Marcel Früh, Marc Fischer, Andreas Schilling, Sergios Gatidis, Tobias Hepp
Journal of Medical Imaging, Vol. 8, Issue 05, 054003, (October 2021) https://doi.org/10.1117/1.JMI.8.5.054003
TOPICS: Image segmentation, Tumors, Content addressable memory, Positron emission tomography, Binary data, Computed tomography, Image classification, Data modeling, Tissues, Performance modeling
Purpose: We introduce and evaluate deep learning methods for weakly supervised segmentation of tumor lesions in whole-body fluorodeoxyglucose-positron emission tomography (FDG-PET) based solely on binary global labels (“tumor” versus “no tumor”).
Approach: We propose a three-step approach based on (i) a deep learning framework for image classification, (ii) subsequent generation of class activation maps (CAMs) using different CAM methods (CAM, GradCAM, GradCAM++, ScoreCAM), and (iii) final tumor segmentation based on the aforementioned CAMs.
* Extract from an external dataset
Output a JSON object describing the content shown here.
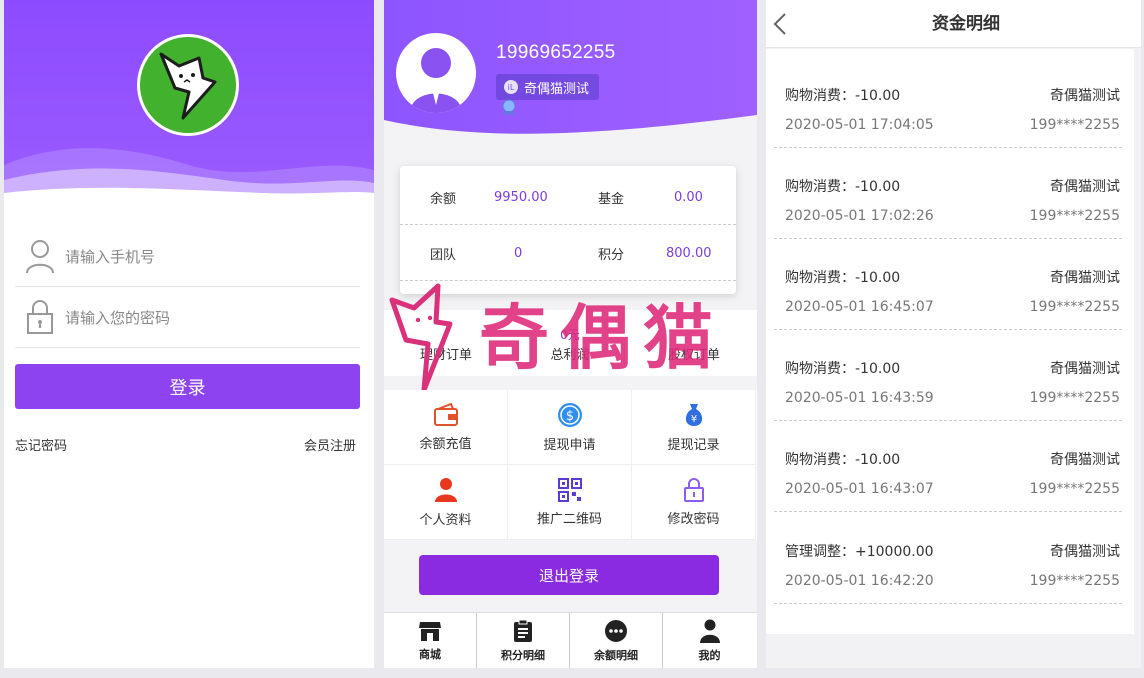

A VGG-based classification neural network was trained to distinguish between PET image slices with and without FDG-avid tumor lesions. Subsequently, the CAMs of this network were used to identify the tumor regions within images. This proposed framework was applied to FDG-PET/CT data of 453 oncological patients with available manually generated ground-truth segmentations. Quantitative segmentation performance was assessed for the different CAM approaches and compared with the manual ground truth segmentation and with supervised segmentation methods. In addition, further biomarkers (MTV and TLG) were extracted from the segmentation masks.
Results: A weakly supervised segmentation of tumor lesions was feasible with satisfactory performance [best median Dice score 0.47, interquartile range (IQR) 0.35] compared with a fully supervised U-Net model (median Dice score 0.72, IQR 0.36) and a simple threshold based segmentation (Dice score 0.29, IQR 0.28). CAM, GradCAM++, and ScoreCAM yielded similar results. However, GradCAM led to inferior results (median Dice score: 0.12, IQR 0.21) and was likely to ignore multiple instances within a given slice. CAM, GradCAM++, and ScoreCAM yielded accurate estimates of metabolic tumor volume (MTV) and tumor lesion glycolysis. Again, worse results were observed for GradCAM.
Conclusions: This work demonstrated the feasibility of weakly supervised segmentation of tumor lesions and accurate estimation of derived metrics such as MTV and tumor lesion glycolysis.